The community is continuously working on improving checkpointing and recovery speed. Checkpoints and recovery are stable and have been a reliable workhorse for years. We are still trying to make it faster, more predictable, and to remove some confusions and inflexibility in some areas.

  • FLIP-183 is targeting size of checkpoints by debloating the buffers. A first beta is already available.
  • With FLIP-151 there is an ongoing effort to implement a heap based state backend.

There is almost no use case in which Apache Flink is used on its own. It has established itself as part of many data related reference architectures. In fact you’ll find the squirrel logo covering several aspects.

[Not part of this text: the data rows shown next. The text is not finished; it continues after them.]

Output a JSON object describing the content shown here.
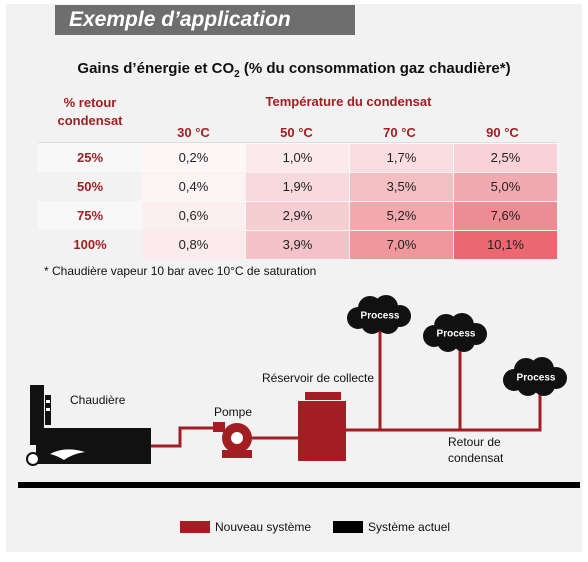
{
  "header": {
    "title": "Exemple d’application"
  },
  "table": {
    "title": {
      "before": "Gains d’énergie et CO",
      "sub": "2",
      "after": " (% du consommation gaz chaudière*)"
    },
    "row_header": [
      "% retour",
      "condensat"
    ],
    "column_group": "Température du condensat",
    "columns": [
      "30 °C",
      "50 °C",
      "70 °C",
      "90 °C"
    ],
    "rows": [
      {
        "label": "25%",
        "cells": [
          "0,2%",
          "1,0%",
          "1,7%",
          "2,5%"
        ]
      },
      {
        "label": "50%",
        "cells": [
          "0,4%",
          "1,9%",
          "3,5%",
          "5,0%"
        ]
      },
      {
        "label": "75%",
        "cells": [
          "0,6%",
          "2,9%",
          "5,2%",
          "7,6%"
        ]
      },
      {
        "label": "100%",
        "cells": [
          "0,8%",
          "3,9%",
          "7,0%",
          "10,1%"
        ]
      }
    ],
    "footnote": "* Chaudière vapeur 10 bar avec 10°C de saturation"
  },
  "diagram": {
    "boiler": "Chaudière",
    "pump": "Pompe",
    "reservoir": "Réservoir de collecte",
    "process": [
      "Process",
      "Process",
      "Process"
    ],
    "return": [
      "Retour de",
      "condensat"
    ]
  },
  "legend": [
    "Nouveau système",
    "Système actuel"
  ]
}
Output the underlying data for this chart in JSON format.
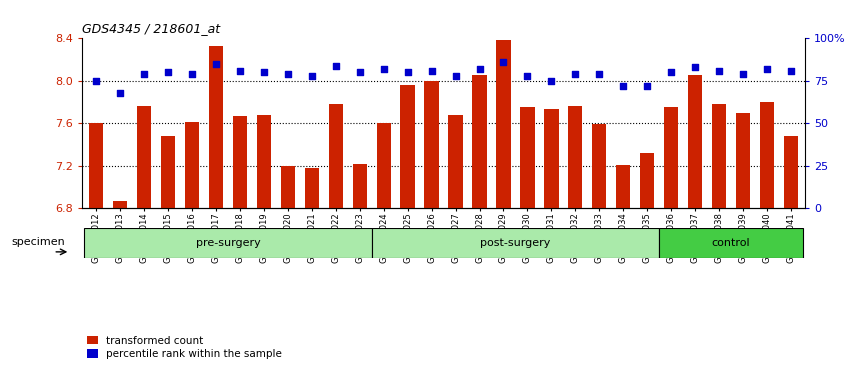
{
  "title": "GDS4345 / 218601_at",
  "categories": [
    "GSM842012",
    "GSM842013",
    "GSM842014",
    "GSM842015",
    "GSM842016",
    "GSM842017",
    "GSM842018",
    "GSM842019",
    "GSM842020",
    "GSM842021",
    "GSM842022",
    "GSM842023",
    "GSM842024",
    "GSM842025",
    "GSM842026",
    "GSM842027",
    "GSM842028",
    "GSM842029",
    "GSM842030",
    "GSM842031",
    "GSM842032",
    "GSM842033",
    "GSM842034",
    "GSM842035",
    "GSM842036",
    "GSM842037",
    "GSM842038",
    "GSM842039",
    "GSM842040",
    "GSM842041"
  ],
  "red_values": [
    7.6,
    6.87,
    7.76,
    7.48,
    7.61,
    8.33,
    7.67,
    7.68,
    7.2,
    7.18,
    7.78,
    7.22,
    7.6,
    7.96,
    8.0,
    7.68,
    8.05,
    8.38,
    7.75,
    7.73,
    7.76,
    7.59,
    7.21,
    7.32,
    7.75,
    8.05,
    7.78,
    7.7,
    7.8,
    7.48
  ],
  "blue_values": [
    75,
    68,
    79,
    80,
    79,
    85,
    81,
    80,
    79,
    78,
    84,
    80,
    82,
    80,
    81,
    78,
    82,
    86,
    78,
    75,
    79,
    79,
    72,
    72,
    80,
    83,
    81,
    79,
    82,
    81
  ],
  "ylim_left": [
    6.8,
    8.4
  ],
  "ylim_right": [
    0,
    100
  ],
  "yticks_left": [
    6.8,
    7.2,
    7.6,
    8.0,
    8.4
  ],
  "yticks_right": [
    0,
    25,
    50,
    75,
    100
  ],
  "ytick_labels_right": [
    "0",
    "25",
    "50",
    "75",
    "100%"
  ],
  "bar_color": "#cc2200",
  "dot_color": "#0000cc",
  "bar_bottom": 6.8,
  "dotted_lines": [
    8.0,
    7.6,
    7.2
  ],
  "group_info": [
    {
      "label": "pre-surgery",
      "start": 0,
      "end": 11,
      "color": "#aaeaaa"
    },
    {
      "label": "post-surgery",
      "start": 12,
      "end": 23,
      "color": "#aaeaaa"
    },
    {
      "label": "control",
      "start": 24,
      "end": 29,
      "color": "#44cc44"
    }
  ],
  "legend_items": [
    {
      "color": "#cc2200",
      "label": "transformed count"
    },
    {
      "color": "#0000cc",
      "label": "percentile rank within the sample"
    }
  ]
}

The community has added a lot of connectors and formats. With the already mentioned FLIP-27 and FLIP-143 a new default for connectors has been established.

  • There are efforts to revise the formats API with FLIP-219
  • There is ongoing work on new connectors (e.g. Pinot)
  • Connectors will be hosted in an external repository going forward. See the ML thread

The Flink community has removed Gelly, it’s old graph-processing library.

Documentation #

There are various dedicated efforts to simplify the maintenance and structure (more intuitive navigation/reading) of the documentation.

The Flink Kubernetes Operator subproject has its own roadmap under the documentation.

The Flink Table Store subproject has its own roadmap under the documentation.